Within a few years of publication, cartographers used Cassini's Connaisance de Temps to redraw the map of Europe, which was mostly unchanged since Roman times. On seeing the new map (see illustration), the French king is supposed to have complained that his mapmakers had stripped more land from France than in all the wars fought by all his predecessors. Not to be outdone by the Paris Observatory, which had published Cassini's tables, the Royal Observatory in Britain began issuing its own Nautical Almanac in 1766, stating that its predictions for eclipses of the Galilean moons "are well known to afford the readiest and ... best method of settling the longitudes of places at land."

Which is fine if you have a decent 40-power telescope to fix the exact time of immersion (disappearance behind Jupiter) or emersion (reappearance) of one of the Galilean moons. Alexander Mackenzie, who in 1793 became the first white explorer to complete an east-west traverse of the American continent, schlepped a heavy London-made brass telescope. Upon reaching Dean Channel on the coast of (what is now) British Columbia and having determined local noon with a sextant (and setting his watch accordingly), that night he was able to time emersions of Ganymede and Io with his telescope. He thus determined his longitude by comparing his timing with "Greenwich time" of the same events listed in his Nautical Almanac.

In an accident of history, Mackenzie just missed meeting Capt. George Vancouver, who had explored Dean Channel just six weeks earlier. Vancouver, a skilled navigator, used both marine chronometers and "lunar distances" to determine longitudes. (The latter is another celestial navigation trick, using a sextant to measure the angle the moon makes with a bright star and comparing this with what is predicted in an almanac.) Vancouver determined the latitudes and longitudes of prominent features along the Pacific Coast, including Cape Disappointment on the north side of the mouth of the Columbia River, near where Meriwether Lewis and William Clark wintered 12 years later, 1804-1805.

Lewis and Clark were army men, not trained surveyors, and their attempts at fixing locations along their route were mostly unsuccessful. Clark's map (published in 1814, a full eight years after their return) was anchored not on data obtained during the expedition, but on three previously known points: their starting point, St.
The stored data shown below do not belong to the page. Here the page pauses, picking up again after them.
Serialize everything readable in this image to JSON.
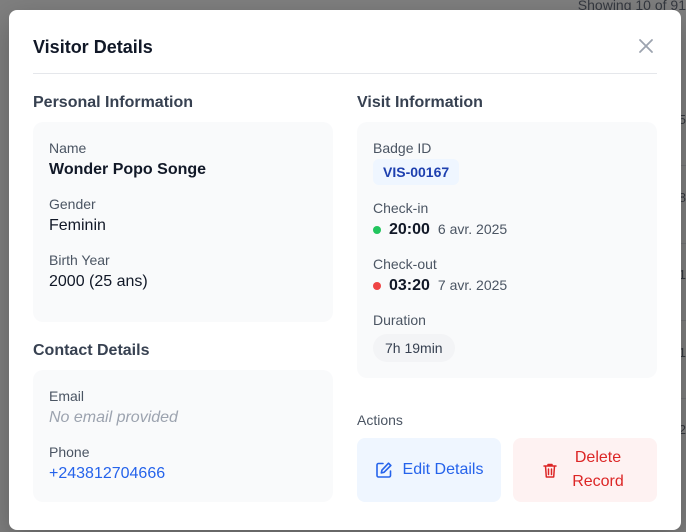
{
  "background": {
    "showing_text": "Showing 10 of 91",
    "edge_chars": [
      "5",
      "8",
      "1",
      "1",
      "2"
    ]
  },
  "modal": {
    "title": "Visitor Details",
    "close_icon": "close-icon"
  },
  "personal": {
    "title": "Personal Information",
    "name_label": "Name",
    "name_value": "Wonder Popo Songe",
    "gender_label": "Gender",
    "gender_value": "Feminin",
    "birth_label": "Birth Year",
    "birth_value": "2000 (25 ans)"
  },
  "contact": {
    "title": "Contact Details",
    "email_label": "Email",
    "email_value": "No email provided",
    "phone_label": "Phone",
    "phone_value": "+243812704666"
  },
  "visit": {
    "title": "Visit Information",
    "badge_label": "Badge ID",
    "badge_value": "VIS-00167",
    "checkin_label": "Check-in",
    "checkin_time": "20:00",
    "checkin_date": "6 avr. 2025",
    "checkout_label": "Check-out",
    "checkout_time": "03:20",
    "checkout_date": "7 avr. 2025",
    "duration_label": "Duration",
    "duration_value": "7h 19min"
  },
  "actions": {
    "label": "Actions",
    "edit_label": "Edit Details",
    "edit_icon": "edit-icon",
    "delete_label": "Delete Record",
    "delete_icon": "trash-icon"
  },
  "colors": {
    "checkin_dot": "#22c55e",
    "checkout_dot": "#ef4444",
    "accent": "#2563eb",
    "danger": "#dc2626"
  }
}
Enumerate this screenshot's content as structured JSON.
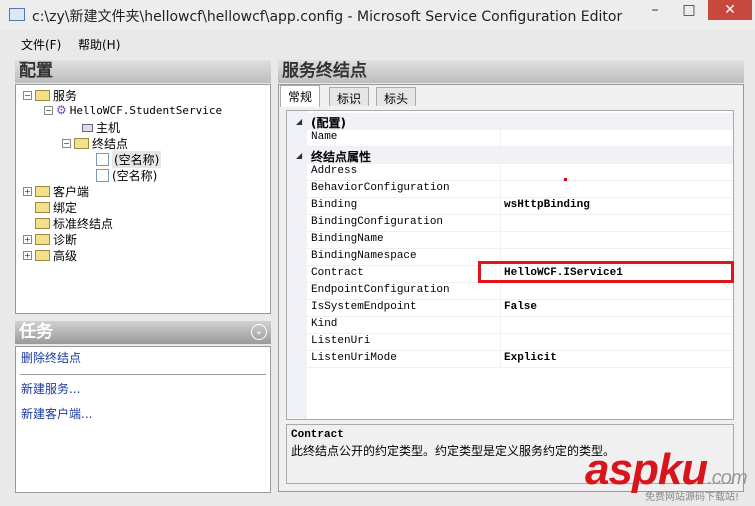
{
  "window": {
    "title": "c:\\zy\\新建文件夹\\hellowcf\\hellowcf\\app.config - Microsoft Service Configuration Editor",
    "minimize": "–",
    "maximize": "□",
    "close": "✕"
  },
  "menu": [
    "文件(F)",
    "帮助(H)"
  ],
  "left": {
    "header": "配置",
    "tree": {
      "services": "服务",
      "service": "HelloWCF.StudentService",
      "host": "主机",
      "endpoints": "终结点",
      "ep1": "(空名称)",
      "ep2": "(空名称)",
      "client": "客户端",
      "bindings": "绑定",
      "standard": "标准终结点",
      "diag": "诊断",
      "advanced": "高级"
    },
    "tasks_header": "任务",
    "tasks": [
      "删除终结点",
      "新建服务...",
      "新建客户端..."
    ]
  },
  "right": {
    "header": "服务终结点",
    "tabs": [
      "常规",
      "标识",
      "标头"
    ],
    "grid": [
      {
        "cat": "(配置)"
      },
      {
        "name": "Name",
        "value": ""
      },
      {
        "cat": "终结点属性"
      },
      {
        "name": "Address",
        "value": ""
      },
      {
        "name": "BehaviorConfiguration",
        "value": ""
      },
      {
        "name": "Binding",
        "value": "wsHttpBinding"
      },
      {
        "name": "BindingConfiguration",
        "value": ""
      },
      {
        "name": "BindingName",
        "value": ""
      },
      {
        "name": "BindingNamespace",
        "value": ""
      },
      {
        "name": "Contract",
        "value": "HelloWCF.IService1"
      },
      {
        "name": "EndpointConfiguration",
        "value": ""
      },
      {
        "name": "IsSystemEndpoint",
        "value": "False"
      },
      {
        "name": "Kind",
        "value": ""
      },
      {
        "name": "ListenUri",
        "value": ""
      },
      {
        "name": "ListenUriMode",
        "value": "Explicit"
      }
    ],
    "desc_title": "Contract",
    "desc_text": "此终结点公开的约定类型。约定类型是定义服务约定的类型。"
  },
  "watermark": {
    "logo": "aspku",
    "domain": ".com",
    "slogan": "免费网站源码下载站!"
  },
  "colors": {
    "highlight": "#e0141a",
    "link": "#1a3a9a"
  }
}
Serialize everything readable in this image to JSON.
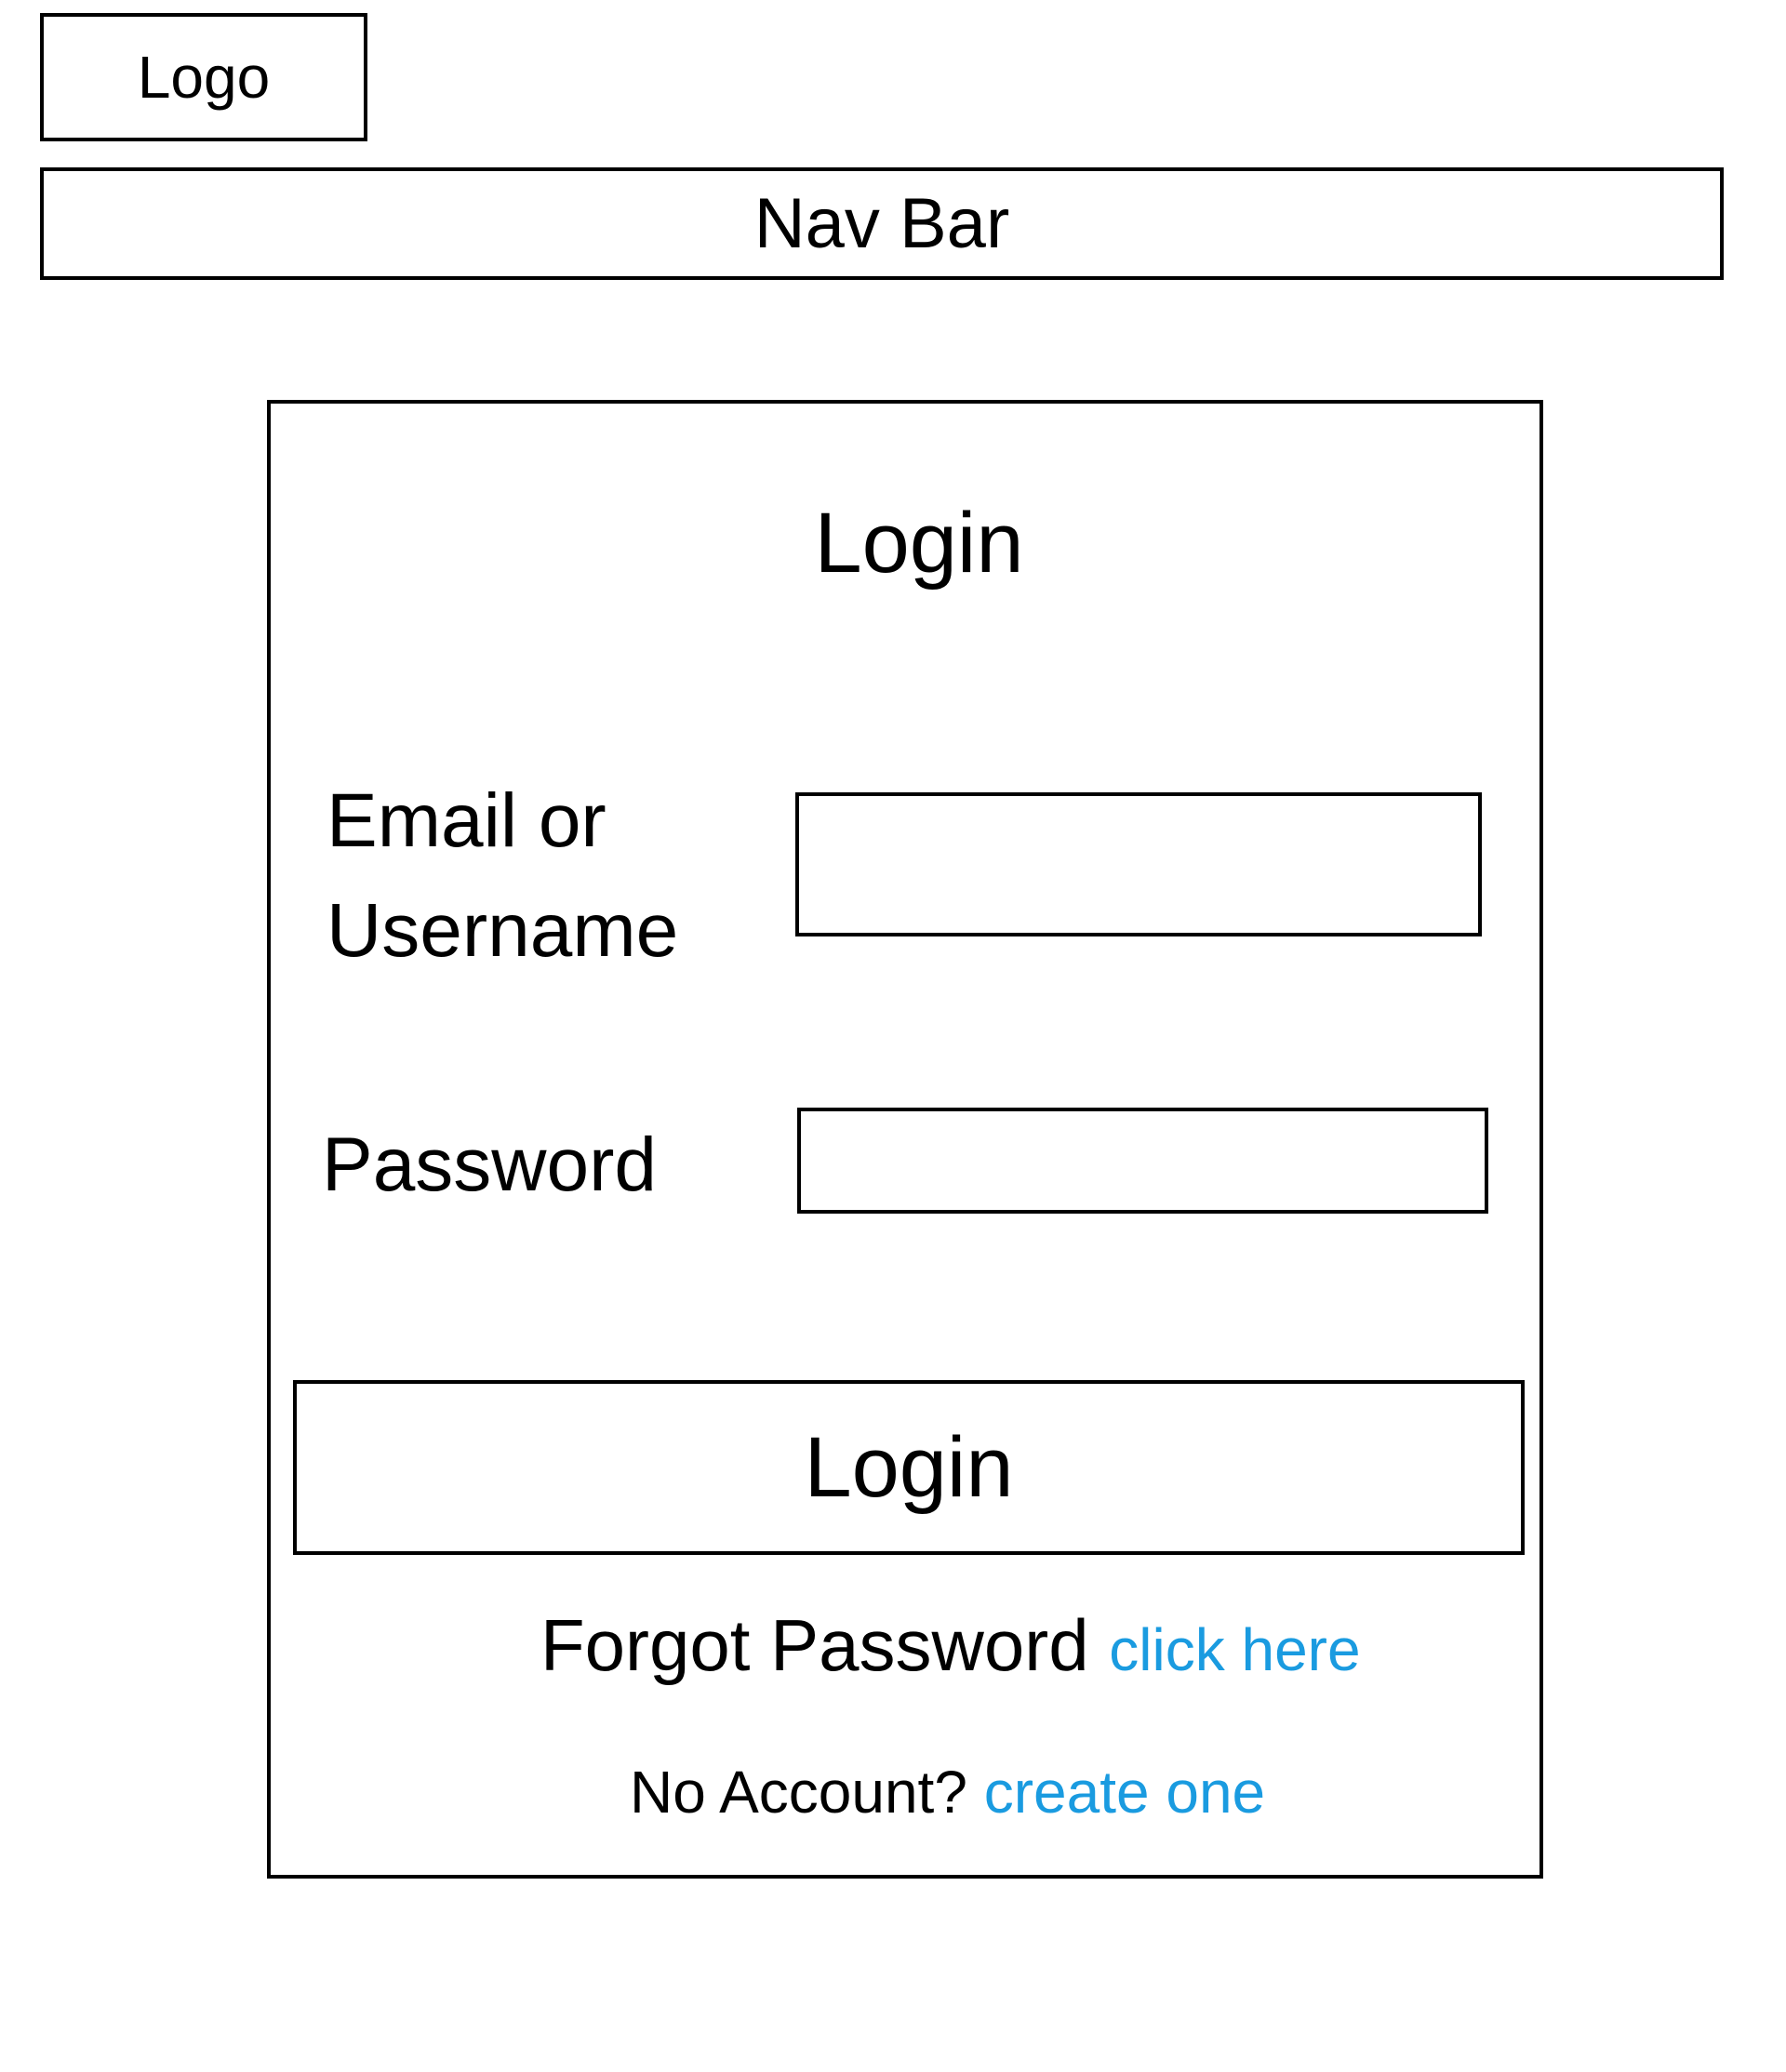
{
  "header": {
    "logo_label": "Logo",
    "nav_label": "Nav Bar"
  },
  "login_card": {
    "title": "Login",
    "email_label_line1": "Email or",
    "email_label_line2": "Username",
    "email_value": "",
    "password_label": "Password",
    "password_value": "",
    "submit_label": "Login",
    "forgot_text": "Forgot Password",
    "forgot_link": "click here",
    "no_account_text": "No Account?",
    "create_link": "create one"
  },
  "colors": {
    "link": "#1a9be0",
    "border": "#000000",
    "background": "#ffffff"
  }
}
Louis; the approximate midway point, Fort Mandan, the location of which had been fixed by professional surveyor David Thompson in 1797 using lunar distances; and Cape Disappointment. Clark mapped the rest by dead reckoning, which explains, for instance, his 50 percent overestimate of the width of the Rocky Mountains.

Today my iPhone receives GPS data from satellites 12,000 miles overhead, giving — almost instantly — my location to within about 25 feet. What would those doughty navigators of old have given for such convenience?